Edward Rosenthal was rescued yesterday after six days lost alone without food or water in the desert of Joshua Tree National Park. All he had was a pen and his hat. So while rescue crews used helicopters, horses, and dogs to search for him, Edward sat down and wrote his funeral plans—just in case.
He chose food he wanted served at his wake (Persian) and the original poems he wanted read at the service, and he finished his plans for the life he had already begun. He started on the brim of the hat, working all around, filling every micrometer of space he had left to set down the final thoughts he had to share with those he loved.
This is how a writer prepares—for death and for life.

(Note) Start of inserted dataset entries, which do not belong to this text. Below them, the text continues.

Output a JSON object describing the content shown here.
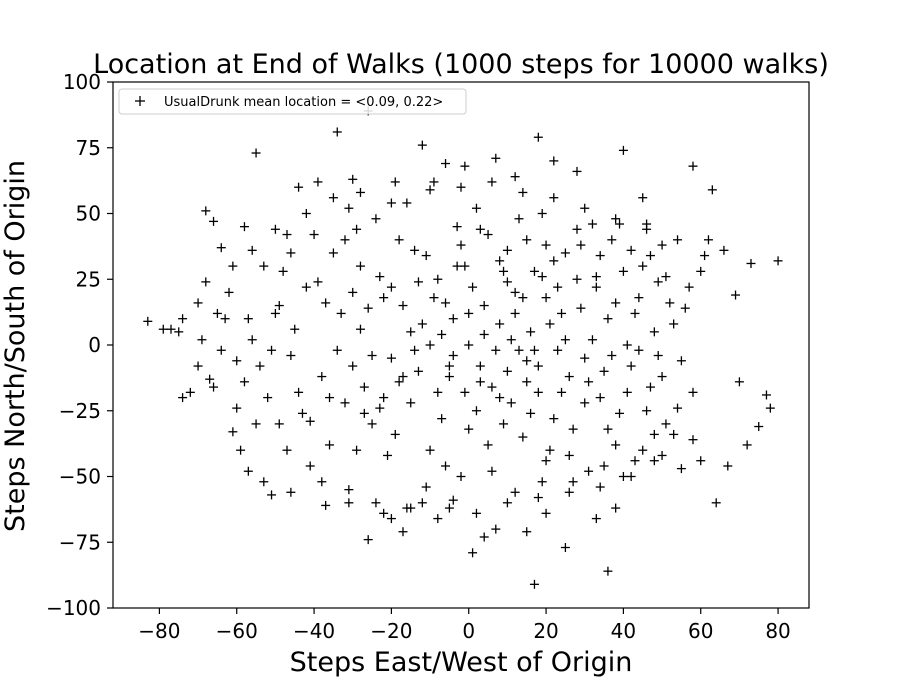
{
  "chart_data": {
    "type": "scatter",
    "title": "Location at End of Walks (1000 steps for 10000 walks)",
    "xlabel": "Steps East/West of Origin",
    "ylabel": "Steps North/South of Origin",
    "xlim": [
      -92,
      88
    ],
    "ylim": [
      -100,
      100
    ],
    "xticks": [
      -80,
      -60,
      -40,
      -20,
      0,
      20,
      40,
      60,
      80
    ],
    "yticks": [
      -100,
      -75,
      -50,
      -25,
      0,
      25,
      50,
      75,
      100
    ],
    "xtick_labels": [
      "−80",
      "−60",
      "−40",
      "−20",
      "0",
      "20",
      "40",
      "60",
      "80"
    ],
    "ytick_labels": [
      "−100",
      "−75",
      "−50",
      "−25",
      "0",
      "25",
      "50",
      "75",
      "100"
    ],
    "grid": false,
    "legend": {
      "position": "top-left",
      "marker": "+",
      "color": "#000000"
    },
    "series": [
      {
        "name": "UsualDrunk mean location = <0.09, 0.22>",
        "marker": "+",
        "color": "#000000",
        "points": [
          [
            -83,
            9
          ],
          [
            -79,
            6
          ],
          [
            -77,
            6
          ],
          [
            -74,
            10
          ],
          [
            -75,
            5
          ],
          [
            -74,
            -20
          ],
          [
            -72,
            -18
          ],
          [
            -70,
            16
          ],
          [
            -68,
            24
          ],
          [
            -67,
            -13
          ],
          [
            -68,
            51
          ],
          [
            -66,
            47
          ],
          [
            -64,
            37
          ],
          [
            -63,
            10
          ],
          [
            -61,
            -33
          ],
          [
            -60,
            -24
          ],
          [
            -58,
            45
          ],
          [
            -57,
            -48
          ],
          [
            -55,
            73
          ],
          [
            -51,
            -57
          ],
          [
            -49,
            15
          ],
          [
            -47,
            -40
          ],
          [
            -46,
            35
          ],
          [
            -44,
            60
          ],
          [
            -41,
            -29
          ],
          [
            -39,
            62
          ],
          [
            -37,
            -61
          ],
          [
            -34,
            81
          ],
          [
            -31,
            -55
          ],
          [
            -30,
            63
          ],
          [
            -29,
            44
          ],
          [
            -26,
            -74
          ],
          [
            -26,
            89
          ],
          [
            -22,
            -64
          ],
          [
            -20,
            -66
          ],
          [
            -17,
            -71
          ],
          [
            -15,
            -62
          ],
          [
            -12,
            76
          ],
          [
            -10,
            59
          ],
          [
            -8,
            -66
          ],
          [
            -6,
            69
          ],
          [
            -4,
            -59
          ],
          [
            -1,
            68
          ],
          [
            1,
            -79
          ],
          [
            4,
            -73
          ],
          [
            7,
            71
          ],
          [
            7,
            -70
          ],
          [
            12,
            64
          ],
          [
            15,
            -71
          ],
          [
            17,
            -91
          ],
          [
            18,
            79
          ],
          [
            20,
            -64
          ],
          [
            22,
            70
          ],
          [
            25,
            -77
          ],
          [
            28,
            66
          ],
          [
            33,
            -66
          ],
          [
            36,
            -86
          ],
          [
            38,
            -62
          ],
          [
            40,
            74
          ],
          [
            45,
            56
          ],
          [
            48,
            -44
          ],
          [
            50,
            38
          ],
          [
            53,
            -34
          ],
          [
            55,
            -47
          ],
          [
            58,
            68
          ],
          [
            60,
            -44
          ],
          [
            62,
            40
          ],
          [
            63,
            59
          ],
          [
            64,
            -60
          ],
          [
            66,
            36
          ],
          [
            67,
            -46
          ],
          [
            69,
            19
          ],
          [
            70,
            -14
          ],
          [
            72,
            -38
          ],
          [
            73,
            31
          ],
          [
            75,
            -31
          ],
          [
            77,
            -19
          ],
          [
            78,
            -24
          ],
          [
            80,
            32
          ],
          [
            57,
            22
          ],
          [
            -52,
            -20
          ],
          [
            -48,
            28
          ],
          [
            -44,
            -18
          ],
          [
            -40,
            42
          ],
          [
            -36,
            -38
          ],
          [
            -33,
            12
          ],
          [
            -30,
            -8
          ],
          [
            -28,
            30
          ],
          [
            -25,
            -30
          ],
          [
            -22,
            18
          ],
          [
            -20,
            -5
          ],
          [
            -18,
            40
          ],
          [
            -15,
            -22
          ],
          [
            -12,
            8
          ],
          [
            -10,
            -40
          ],
          [
            -8,
            25
          ],
          [
            -5,
            -12
          ],
          [
            -3,
            45
          ],
          [
            0,
            0
          ],
          [
            2,
            -25
          ],
          [
            4,
            15
          ],
          [
            6,
            -48
          ],
          [
            8,
            32
          ],
          [
            10,
            -10
          ],
          [
            12,
            20
          ],
          [
            14,
            -35
          ],
          [
            16,
            5
          ],
          [
            18,
            -18
          ],
          [
            20,
            38
          ],
          [
            22,
            -28
          ],
          [
            24,
            12
          ],
          [
            26,
            -42
          ],
          [
            28,
            25
          ],
          [
            30,
            -5
          ],
          [
            32,
            46
          ],
          [
            34,
            -20
          ],
          [
            36,
            10
          ],
          [
            38,
            -38
          ],
          [
            40,
            28
          ],
          [
            42,
            -8
          ],
          [
            44,
            18
          ],
          [
            46,
            -25
          ],
          [
            48,
            5
          ],
          [
            50,
            -12
          ],
          [
            -56,
            2
          ],
          [
            -54,
            -8
          ],
          [
            -50,
            12
          ],
          [
            -46,
            -4
          ],
          [
            -42,
            22
          ],
          [
            -38,
            -12
          ],
          [
            -35,
            35
          ],
          [
            -32,
            -22
          ],
          [
            -28,
            6
          ],
          [
            -24,
            48
          ],
          [
            -21,
            -42
          ],
          [
            -17,
            15
          ],
          [
            -14,
            -2
          ],
          [
            -11,
            34
          ],
          [
            -7,
            -28
          ],
          [
            -4,
            10
          ],
          [
            -2,
            -50
          ],
          [
            1,
            22
          ],
          [
            3,
            -8
          ],
          [
            5,
            42
          ],
          [
            9,
            -30
          ],
          [
            11,
            2
          ],
          [
            13,
            48
          ],
          [
            15,
            -14
          ],
          [
            17,
            28
          ],
          [
            19,
            -52
          ],
          [
            21,
            8
          ],
          [
            23,
            -2
          ],
          [
            25,
            35
          ],
          [
            27,
            -32
          ],
          [
            29,
            14
          ],
          [
            31,
            -48
          ],
          [
            33,
            22
          ],
          [
            35,
            -10
          ],
          [
            37,
            40
          ],
          [
            39,
            -26
          ],
          [
            41,
            0
          ],
          [
            43,
            -44
          ],
          [
            45,
            30
          ],
          [
            47,
            -16
          ],
          [
            49,
            24
          ],
          [
            51,
            -30
          ],
          [
            53,
            8
          ],
          [
            55,
            -6
          ],
          [
            -62,
            20
          ],
          [
            -60,
            -6
          ],
          [
            -58,
            -14
          ],
          [
            -53,
            30
          ],
          [
            -49,
            -30
          ],
          [
            -45,
            6
          ],
          [
            -41,
            -46
          ],
          [
            -37,
            16
          ],
          [
            -34,
            -2
          ],
          [
            -31,
            52
          ],
          [
            -27,
            -16
          ],
          [
            -23,
            26
          ],
          [
            -19,
            -34
          ],
          [
            -16,
            54
          ],
          [
            -13,
            -10
          ],
          [
            -9,
            18
          ],
          [
            -6,
            -46
          ],
          [
            -3,
            30
          ],
          [
            -1,
            -18
          ],
          [
            2,
            52
          ],
          [
            5,
            -38
          ],
          [
            8,
            8
          ],
          [
            10,
            36
          ],
          [
            12,
            -56
          ],
          [
            14,
            18
          ],
          [
            16,
            -26
          ],
          [
            19,
            50
          ],
          [
            21,
            -40
          ],
          [
            23,
            22
          ],
          [
            26,
            -12
          ],
          [
            28,
            44
          ],
          [
            30,
            -22
          ],
          [
            32,
            2
          ],
          [
            34,
            34
          ],
          [
            36,
            -32
          ],
          [
            38,
            16
          ],
          [
            40,
            -50
          ],
          [
            42,
            36
          ],
          [
            44,
            -2
          ],
          [
            46,
            44
          ],
          [
            48,
            -34
          ],
          [
            52,
            16
          ],
          [
            -64,
            -2
          ],
          [
            -61,
            30
          ],
          [
            -57,
            10
          ],
          [
            -55,
            -30
          ],
          [
            -51,
            -2
          ],
          [
            -47,
            42
          ],
          [
            -43,
            -26
          ],
          [
            -39,
            24
          ],
          [
            -36,
            -20
          ],
          [
            -32,
            40
          ],
          [
            -29,
            -40
          ],
          [
            -26,
            14
          ],
          [
            -23,
            -24
          ],
          [
            -20,
            54
          ],
          [
            -17,
            -12
          ],
          [
            -14,
            36
          ],
          [
            -11,
            -54
          ],
          [
            -7,
            4
          ],
          [
            -5,
            -8
          ],
          [
            -2,
            38
          ],
          [
            0,
            -32
          ],
          [
            3,
            44
          ],
          [
            6,
            -16
          ],
          [
            9,
            28
          ],
          [
            11,
            -22
          ],
          [
            13,
            -2
          ],
          [
            15,
            40
          ],
          [
            18,
            -8
          ],
          [
            20,
            -44
          ],
          [
            22,
            32
          ],
          [
            25,
            2
          ],
          [
            27,
            -52
          ],
          [
            29,
            38
          ],
          [
            31,
            -14
          ],
          [
            33,
            26
          ],
          [
            35,
            -46
          ],
          [
            37,
            -4
          ],
          [
            39,
            46
          ],
          [
            41,
            -18
          ],
          [
            43,
            12
          ],
          [
            45,
            -40
          ],
          [
            47,
            34
          ],
          [
            49,
            -4
          ],
          [
            51,
            26
          ],
          [
            54,
            -24
          ],
          [
            56,
            14
          ],
          [
            58,
            -18
          ],
          [
            60,
            28
          ],
          [
            -66,
            -16
          ],
          [
            -69,
            2
          ],
          [
            -70,
            -8
          ],
          [
            -65,
            12
          ],
          [
            -59,
            -40
          ],
          [
            -56,
            36
          ],
          [
            -53,
            -52
          ],
          [
            -50,
            44
          ],
          [
            -46,
            -56
          ],
          [
            -42,
            50
          ],
          [
            -38,
            -52
          ],
          [
            -35,
            56
          ],
          [
            -31,
            -60
          ],
          [
            -28,
            58
          ],
          [
            -24,
            -60
          ],
          [
            -19,
            62
          ],
          [
            -16,
            -62
          ],
          [
            -12,
            -60
          ],
          [
            -9,
            62
          ],
          [
            -5,
            -62
          ],
          [
            -2,
            60
          ],
          [
            2,
            -64
          ],
          [
            6,
            62
          ],
          [
            10,
            -60
          ],
          [
            14,
            58
          ],
          [
            18,
            -58
          ],
          [
            22,
            56
          ],
          [
            26,
            -56
          ],
          [
            30,
            52
          ],
          [
            34,
            -54
          ],
          [
            38,
            48
          ],
          [
            42,
            -50
          ],
          [
            46,
            46
          ],
          [
            50,
            -42
          ],
          [
            54,
            40
          ],
          [
            58,
            -36
          ],
          [
            61,
            34
          ],
          [
            -20,
            22
          ],
          [
            -18,
            -14
          ],
          [
            -10,
            0
          ],
          [
            -6,
            16
          ],
          [
            -4,
            -4
          ],
          [
            4,
            4
          ],
          [
            7,
            -2
          ],
          [
            12,
            12
          ],
          [
            15,
            -6
          ],
          [
            20,
            18
          ],
          [
            -15,
            5
          ],
          [
            -8,
            -18
          ],
          [
            0,
            12
          ],
          [
            3,
            -14
          ],
          [
            8,
            -20
          ],
          [
            -25,
            -4
          ],
          [
            -22,
            -20
          ],
          [
            -13,
            24
          ],
          [
            -1,
            30
          ],
          [
            10,
            24
          ],
          [
            17,
            -2
          ],
          [
            24,
            -18
          ],
          [
            -30,
            20
          ],
          [
            -27,
            -26
          ],
          [
            19,
            26
          ]
        ]
      }
    ]
  }
}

We walk around with only a pen for protection, and hopefully, we use it well. As history records, it can be a mighty weapon (think of Lincoln and King), leaving messages that will be remembered and acted upon generations after they were written. All artists—writers, musicians, painters—do what they do because somewhere inside, it is who they are. And it is the only thing we can carry with us wherever we go, right to the end of our journey.
So Ed’s pen kept him alive and thinking for six days. Maybe he panicked, but some of the time he was at least lucid enough to look at his life and map out a few final plans. He told his wife and daughter how he loved them, and how they should carry on without him.
And as he sat in the blistering heat, writing for his life, Edward Rosenthal was found—I’d like to think, with pen in hand. Somewhere in his hat is the note, “there is always hope,” which he can read all the many days he has left. And his family has not only the joy of his return, but the messages of love he might never have sent them if he didn’t get lost in the woods with only a pen.
All stories come with a lesson, and this one has two: 1) Write as if it’s your last day on Earth, and 2) You can lose your way, but never lose your hat.